Zdawało się, że jeszcze księżyc temu rozmawiali o jego potencjalnym zostaniu liderem. Los potrafił płatać figle. Doczekali tego dnia. Teraz Mokra Gwiazda będzie z nimi jeszcze przez wiele, wiele sezonów.
- Dziękuję, że we mnie wierzysz. Dużo to dla mnie znaczy. - miauknął przyjaciel.
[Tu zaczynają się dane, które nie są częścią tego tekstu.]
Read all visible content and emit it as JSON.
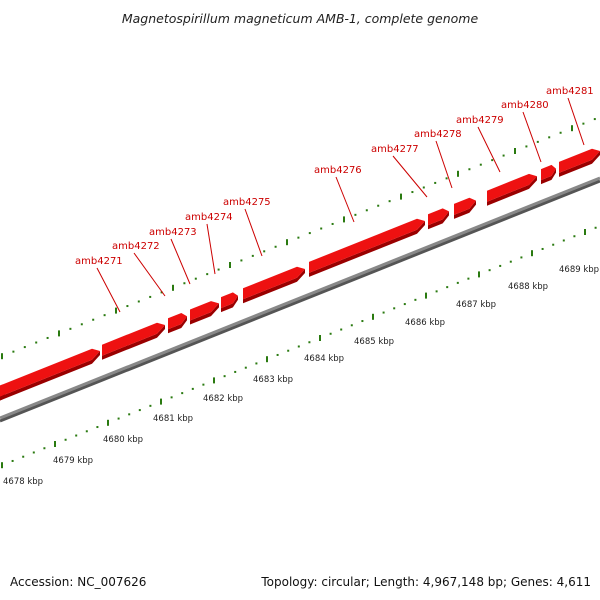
{
  "title": "Magnetospirillum magneticum AMB-1, complete genome",
  "footer": {
    "accession": "Accession: NC_007626",
    "topology": "Topology: circular; Length: 4,967,148 bp; Genes: 4,611"
  },
  "genes": [
    {
      "label": "amb4271"
    },
    {
      "label": "amb4272"
    },
    {
      "label": "amb4273"
    },
    {
      "label": "amb4274"
    },
    {
      "label": "amb4275"
    },
    {
      "label": "amb4276"
    },
    {
      "label": "amb4277"
    },
    {
      "label": "amb4278"
    },
    {
      "label": "amb4279"
    },
    {
      "label": "amb4280"
    },
    {
      "label": "amb4281"
    }
  ],
  "kbp_labels": [
    "4678 kbp",
    "4679 kbp",
    "4680 kbp",
    "4681 kbp",
    "4682 kbp",
    "4683 kbp",
    "4684 kbp",
    "4685 kbp",
    "4686 kbp",
    "4687 kbp",
    "4688 kbp",
    "4689 kbp"
  ],
  "colors": {
    "gene": "#ee1111",
    "gene_dark": "#990000",
    "backbone": "#888888",
    "ticks": "#2a7a10",
    "label": "#cc0000"
  }
}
- Będę ciebie zawsze wspierał. Zawsze. - miauknął z pewnością w głosie medyk. - A teraz wracajmy do obozu.
Mokra Gwiazda krótko skinął głową. Ruszyli więc w drogę powrotną, kierując się tą samą trasą, z której przyszli. Nim jednak byli w połowie, dotarła do nich dziwna, intensywna woń, niesiona z wiatrem. Jeżowa Ścieżka wysunął pazury. Miał szczęście, że Pliszkowy Krok był dobrą mentorką i dużo go nauczyła, chociaż w walce miałby właściwie niemożliwe szanse, był gotowy bronić Mokrej Gwiazdy, nawet za cenę własnego życia. Zjeżył instynktownie sierść.
- M-może przyspieszmy? - nawet nie wyczuł, gdy zaczął mu się łamać głos.
Cokolwiek to było, zdawało się, że jest bardzo blisko.